Com todos esses desafios externos e internos, fica a reflexão do perfil ideal de executivo e time para conduzir essas agendas de transformação. Será necessário promover o intercâmbio de profissionais que tenham em seu histórico profissional as realizações necessárias para performarem nesse novo momento, mesmo que sejam de outros setores.
Visão Estratégia
Grandes transformações interferem em tecnologia, processos, posicionamento e pessoas. Apesar de serem tópicos relevantes, é necessário levar em consideração também outros fatores, como: quem são meus clientes? Quais são meus canais com o consumidor neste novo formato de mercado? Que tipo de serviços posso ofertar e como me aproximar desses clientes aportando valor?
Governança
Poderemos ter muitas fusões & aquisições, IPOs e troca de gestão durante esse período, o que muda completamente o ritual de governança atual versus o novo ritual que a empresa deseja.
Novos investimentos, renegociação contratual, diversificação de matriz energética e revisão de portfólio demandarão uma nova estratégia de atuação. Por exemplo, o crescimento que era orgânico poderá se transformar em crescimento inorgânico por aquisições. Um novo portfólio de serviços/produtos ou ativos demandarão uma nova conduta comercial e um novo posicionamento de mercado. Parcerias, alianças e joint-ventures também podem ajudar na questão de diversificação, complementação de portfólio no que diz respeito a geração de energia intermitente. A habilidade para costurar esses acordos e parcerias em um mundo globalizado passa a ser uma questão relevante.
Outro ponto relevante é o ESG (Environmental, Social and Corporate Governance) que vem ganhando um protagonismo crescente e provocando diversas mudanças na maneira de como as empresas devem se portar em relação ao tema, isso implica não somente em um compromisso com a sociedade e meio ambiente, mas também financeiro. Bancos e investidores estão mirando o holofote financeiro para empresas que independente da matriz energética, conduzam o negócio de maneira sustentável.
Digital e Analytics
Além das novas tecnologias, toda a cadeia energética pode utilizar uma enorme quantidade de dados à sua disposição para melhorar as análises de risco, promover sistemas de prevenção de falhas, automatizar e melhorar processos, gerando eficiência operacional e energética.
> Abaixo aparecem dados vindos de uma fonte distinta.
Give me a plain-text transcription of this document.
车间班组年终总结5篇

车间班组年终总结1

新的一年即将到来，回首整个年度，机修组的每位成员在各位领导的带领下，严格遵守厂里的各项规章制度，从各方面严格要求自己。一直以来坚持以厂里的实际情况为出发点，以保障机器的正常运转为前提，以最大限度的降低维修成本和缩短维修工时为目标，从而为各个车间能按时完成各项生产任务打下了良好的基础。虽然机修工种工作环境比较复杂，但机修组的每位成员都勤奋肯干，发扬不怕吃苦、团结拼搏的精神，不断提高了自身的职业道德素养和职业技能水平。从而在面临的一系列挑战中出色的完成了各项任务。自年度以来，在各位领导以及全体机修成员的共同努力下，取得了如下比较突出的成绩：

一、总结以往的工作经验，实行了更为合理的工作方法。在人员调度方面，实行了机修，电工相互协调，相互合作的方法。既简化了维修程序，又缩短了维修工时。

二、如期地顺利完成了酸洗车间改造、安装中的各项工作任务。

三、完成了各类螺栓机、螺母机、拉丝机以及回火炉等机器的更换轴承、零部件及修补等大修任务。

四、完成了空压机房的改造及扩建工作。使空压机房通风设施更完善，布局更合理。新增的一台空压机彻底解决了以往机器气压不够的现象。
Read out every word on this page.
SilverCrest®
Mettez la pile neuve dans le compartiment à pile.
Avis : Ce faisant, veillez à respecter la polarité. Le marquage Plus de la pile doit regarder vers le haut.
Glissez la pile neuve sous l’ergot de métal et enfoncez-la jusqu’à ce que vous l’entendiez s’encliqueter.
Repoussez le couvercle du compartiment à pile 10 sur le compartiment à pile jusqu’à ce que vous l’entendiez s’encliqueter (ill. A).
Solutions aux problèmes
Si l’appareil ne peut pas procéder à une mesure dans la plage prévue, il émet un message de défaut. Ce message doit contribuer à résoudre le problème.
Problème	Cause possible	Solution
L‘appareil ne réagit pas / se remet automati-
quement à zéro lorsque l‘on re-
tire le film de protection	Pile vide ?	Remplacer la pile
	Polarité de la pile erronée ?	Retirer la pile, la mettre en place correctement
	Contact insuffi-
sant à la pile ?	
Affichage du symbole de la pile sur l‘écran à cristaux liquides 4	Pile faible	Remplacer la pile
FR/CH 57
Na gestão de ativos, os benefícios da digitalização ficam mais evidentes na velocidade das tomadas de decisão, nos processos inteligentes com sensores e sem interferência humana, em uma maior segurança, na melhor gestão de manutenção e equipes de campo, e claro, no menor custo.
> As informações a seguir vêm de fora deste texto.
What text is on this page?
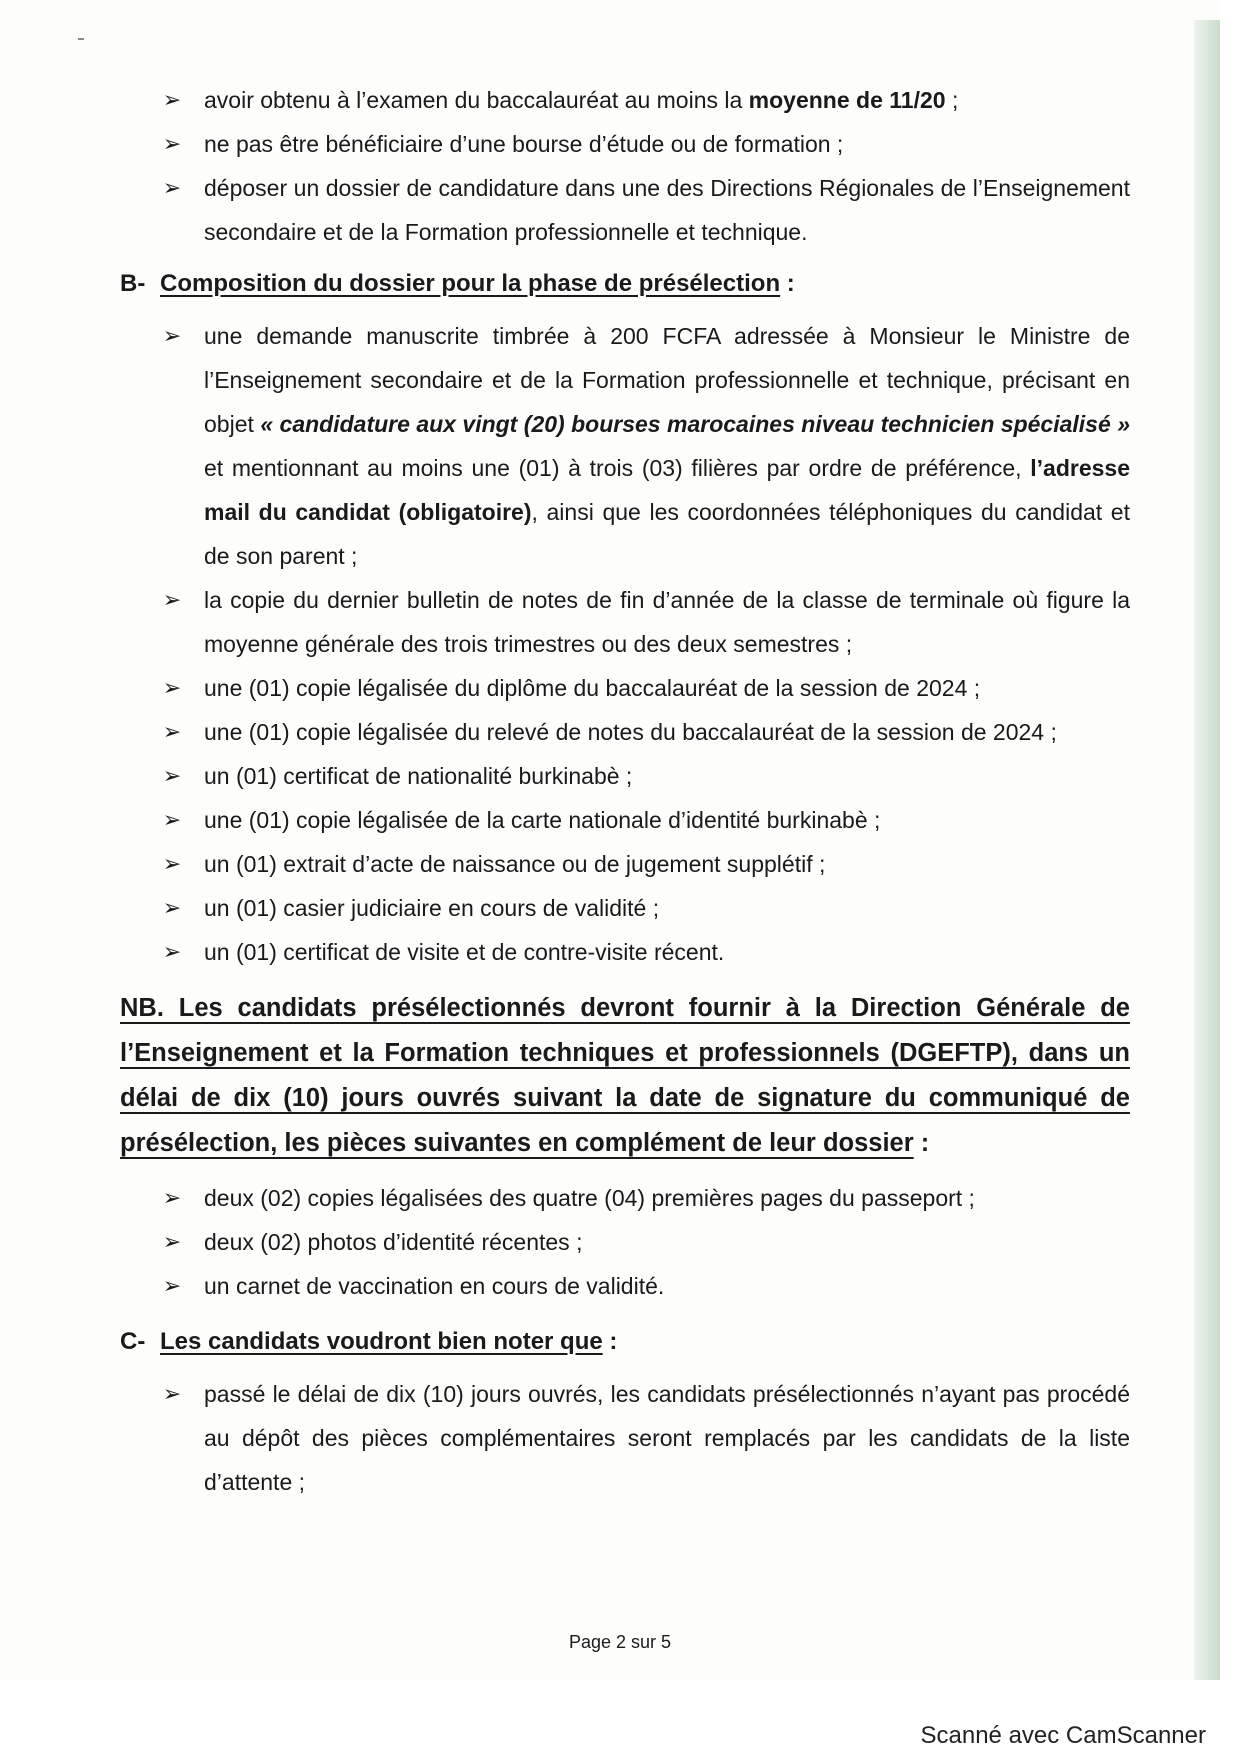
➢ avoir obtenu à l’examen du baccalauréat au moins la moyenne de 11/20 ;
➢ ne pas être bénéficiaire d’une bourse d’étude ou de formation ;
➢ déposer un dossier de candidature dans une des Directions Régionales de l’Enseignement secondaire et de la Formation professionnelle et technique.
B- Composition du dossier pour la phase de présélection :
➢ une demande manuscrite timbrée à 200 FCFA adressée à Monsieur le Ministre de l’Enseignement secondaire et de la Formation professionnelle et technique, précisant en objet « candidature aux vingt (20) bourses marocaines niveau technicien spécialisé » et mentionnant au moins une (01) à trois (03) filières par ordre de préférence, l’adresse mail du candidat (obligatoire), ainsi que les coordonnées téléphoniques du candidat et de son parent ;
➢ la copie du dernier bulletin de notes de fin d’année de la classe de terminale où figure la moyenne générale des trois trimestres ou des deux semestres ;
➢ une (01) copie légalisée du diplôme du baccalauréat de la session de 2024 ;
➢ une (01) copie légalisée du relevé de notes du baccalauréat de la session de 2024 ;
➢ un (01) certificat de nationalité burkinabè ;
➢ une (01) copie légalisée de la carte nationale d’identité burkinabè ;
➢ un (01) extrait d’acte de naissance ou de jugement supplétif ;
➢ un (01) casier judiciaire en cours de validité ;
➢ un (01) certificat de visite et de contre-visite récent.
NB. Les candidats présélectionnés devront fournir à la Direction Générale de l’Enseignement et la Formation techniques et professionnels (DGEFTP), dans un délai de dix (10) jours ouvrés suivant la date de signature du communiqué de présélection, les pièces suivantes en complément de leur dossier :
➢ deux (02) copies légalisées des quatre (04) premières pages du passeport ;
➢ deux (02) photos d’identité récentes ;
➢ un carnet de vaccination en cours de validité.
C- Les candidats voudront bien noter que :
➢ passé le délai de dix (10) jours ouvrés, les candidats présélectionnés n’ayant pas procédé au dépôt des pièces complémentaires seront remplacés par les candidats de la liste d’attente ;
Page 2 sur 5
Scanné avec CamScanner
No Reino Unido, por exemplo, até 2020 os domicílios contarão com um medidor inteligente de energia, que estará conectado na nuvem e enviará e processará os dados, permitindo que diferentes players (distribuidoras) concorram para atender àquele cliente.
Conclusão
As mudanças e evolução do mercado livre de energia trarão muitas oportunidades, mas também muitos desafios, pois chegar neste cenário futuro vai exigir muita transformação das empresas, uma liderança com um plano estratégico definido, times multifuncionais capacitados e investimento.
Não é possível definir um perfil ideal de executivo para todas as empresas, pois cada uma deve definir suas agendas de transformação e como será a nova organização. Porém, podemos afirmar que o perfil ideal para o setor são profissionais que, assim como as organizações, tenham capacidade de adaptação e rápida resposta às mudanças do mercado, resiliência e protagonismo para promover essas transformações, capacidade de navegar em um ambiente mais leve, com menos hierarquia, gestão mais compartilhada e colaborativa, além de uma forte capacidade analítica não somente da área de atuação, mas do negócio em que está inserido.